Marco Spitzar
Zwischen den Welten, im Frieden, wo wir nicht stehen.
Ausstellungseröffnung Donnerstag, 08. Okt. 2026 | 19:30 Uhr
Der Künstler ist anwesend
Es spricht Margot Prax
Ausstellungsdauer 08|10|2026 - 07|11|2026
Wandler zwischen den Welten
Mit Marco Spitzar verbindet die Galerie.Z schon eine längere Geschichte. Bestreitet er doch inzwischen bereits die vierte Ausstellung bei Andrea Romagna-Miessgang in Hard. Nach 2013 mit „Eine Frage der Größe“, 2018 mit „Haushaltsware Braun“ und 2022 mit „The conditions of time“ präsentiert er aktuell Werke unter dem Titel „Zwischen den Welten, im Frieden, wo wir nicht stehen“.
Wie von einem Konzeptkünstler, der in seinem multimedialen Schaffen zwischen Zeichnung, Objektkunst und Skulptur stilsicher wandelt, nicht anders erwartet, spannt er auch thematisch einen weiten Bogen auf. Zeitgeschichtliche Beobachtungen, Erinnerungen aus der eigenen Biographie, alltägliche Vorkommnisse sowie grundlegende Fragen der Menschheit und die Verfasstheit der Welt spielen in seinem facettenreichen Oeuvre eine wesentliche Rolle.
Intensive Materialerforschung
Bei der künstlerischen Umsetzung all dieser Themen begnügt er sich weit überwiegend mit handelsüblichem Klebstoff der Marke UHU. „Ich brauche nur ganz wenig Elemente und Materialien, um zu neuen Bilderfahrungen zu kommen“, beschreibt er seine Arbeitsweise. Tatsächlich steckt hinter dieser bescheidenen Darstellung ein langwieriger und konsequent verfolgter Prozess des Experimentierens und geduldigen Ausprobierens. Marco Spitzar erforscht nahezu das Wesen des Klebstoffs, indem er ihn auf vielfältigste Art und Weise einsetzt.
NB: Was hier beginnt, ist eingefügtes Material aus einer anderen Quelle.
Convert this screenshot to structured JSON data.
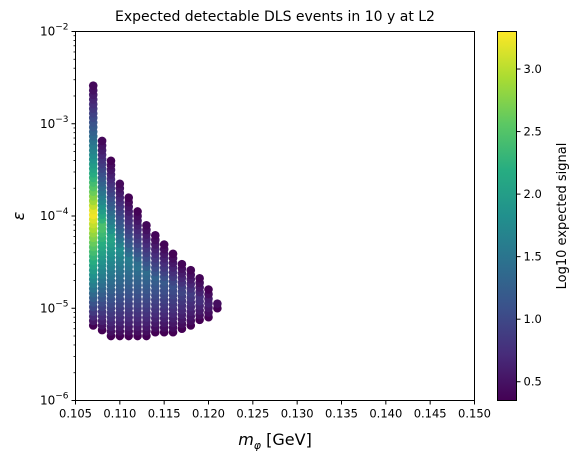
{
  "chart_data": {
    "type": "scatter",
    "title": "Expected detectable DLS events in 10 y at L2",
    "xlabel_main": "m",
    "xlabel_sub": "φ",
    "xlabel_unit": " [GeV]",
    "ylabel": "ε",
    "xlim": [
      0.105,
      0.15
    ],
    "ylim": [
      1e-06,
      0.01
    ],
    "yscale": "log",
    "grid": false,
    "x_ticks": [
      "0.105",
      "0.110",
      "0.115",
      "0.120",
      "0.125",
      "0.130",
      "0.135",
      "0.140",
      "0.145",
      "0.150"
    ],
    "y_ticks": [
      {
        "base": "10",
        "exp": "−6",
        "value": 1e-06
      },
      {
        "base": "10",
        "exp": "−5",
        "value": 1e-05
      },
      {
        "base": "10",
        "exp": "−4",
        "value": 0.0001
      },
      {
        "base": "10",
        "exp": "−3",
        "value": 0.001
      },
      {
        "base": "10",
        "exp": "−2",
        "value": 0.01
      }
    ],
    "colorbar": {
      "label": "Log10 expected signal",
      "range": [
        0.35,
        3.3
      ],
      "ticks": [
        "0.5",
        "1.0",
        "1.5",
        "2.0",
        "2.5",
        "3.0"
      ],
      "colormap": "viridis"
    },
    "columns": [
      {
        "x": 0.107,
        "ymin": 6.5e-06,
        "ymax": 0.0028,
        "cpeak": 3.3,
        "peak_y": 0.00011
      },
      {
        "x": 0.108,
        "ymin": 5.8e-06,
        "ymax": 0.0007,
        "cpeak": 2.5,
        "peak_y": 8e-05
      },
      {
        "x": 0.109,
        "ymin": 5e-06,
        "ymax": 0.0004,
        "cpeak": 2.1,
        "peak_y": 6e-05
      },
      {
        "x": 0.11,
        "ymin": 5e-06,
        "ymax": 0.00025,
        "cpeak": 1.8,
        "peak_y": 4.5e-05
      },
      {
        "x": 0.111,
        "ymin": 5e-06,
        "ymax": 0.00016,
        "cpeak": 1.6,
        "peak_y": 3.5e-05
      },
      {
        "x": 0.112,
        "ymin": 5e-06,
        "ymax": 0.000115,
        "cpeak": 1.5,
        "peak_y": 3e-05
      },
      {
        "x": 0.113,
        "ymin": 5e-06,
        "ymax": 8.5e-05,
        "cpeak": 1.4,
        "peak_y": 2.5e-05
      },
      {
        "x": 0.114,
        "ymin": 5.5e-06,
        "ymax": 6.5e-05,
        "cpeak": 1.3,
        "peak_y": 2.2e-05
      },
      {
        "x": 0.115,
        "ymin": 5.5e-06,
        "ymax": 5e-05,
        "cpeak": 1.2,
        "peak_y": 2e-05
      },
      {
        "x": 0.116,
        "ymin": 5.5e-06,
        "ymax": 4e-05,
        "cpeak": 1.1,
        "peak_y": 1.8e-05
      },
      {
        "x": 0.117,
        "ymin": 6e-06,
        "ymax": 3.2e-05,
        "cpeak": 1.0,
        "peak_y": 1.6e-05
      },
      {
        "x": 0.118,
        "ymin": 6.5e-06,
        "ymax": 2.7e-05,
        "cpeak": 0.9,
        "peak_y": 1.5e-05
      },
      {
        "x": 0.119,
        "ymin": 7.5e-06,
        "ymax": 2.2e-05,
        "cpeak": 0.8,
        "peak_y": 1.3e-05
      },
      {
        "x": 0.12,
        "ymin": 8e-06,
        "ymax": 1.6e-05,
        "cpeak": 0.65,
        "peak_y": 1.2e-05
      },
      {
        "x": 0.121,
        "ymin": 1e-05,
        "ymax": 1.2e-05,
        "cpeak": 0.5,
        "peak_y": 1.1e-05
      }
    ],
    "y_step_decades": 0.05
  }
}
Seine „Klebeklumpen/Glue Nuggets“, die er anlässlich der Schau 2022 in der Galerie.Z zeigte, bezeichnete der Kulturjournalist Peter Niedermair als „Uhuereignisse der ersten Stunde“. Wie in allen Arbeiten gesteht der Künstler dem Kleb eine kontrollierte Eigenständigkeit zu: Abgesehen von der Dosierung und Platzierung der Menge bestimmen Schwerkraft und Zeit das endgültige Erscheinungsbild. Ob in zähen Schlieren verlaufende Klebspuren oder unter luftigen Bläschen sich bildende Kuppeln, das Material bleibt das dominierende Element.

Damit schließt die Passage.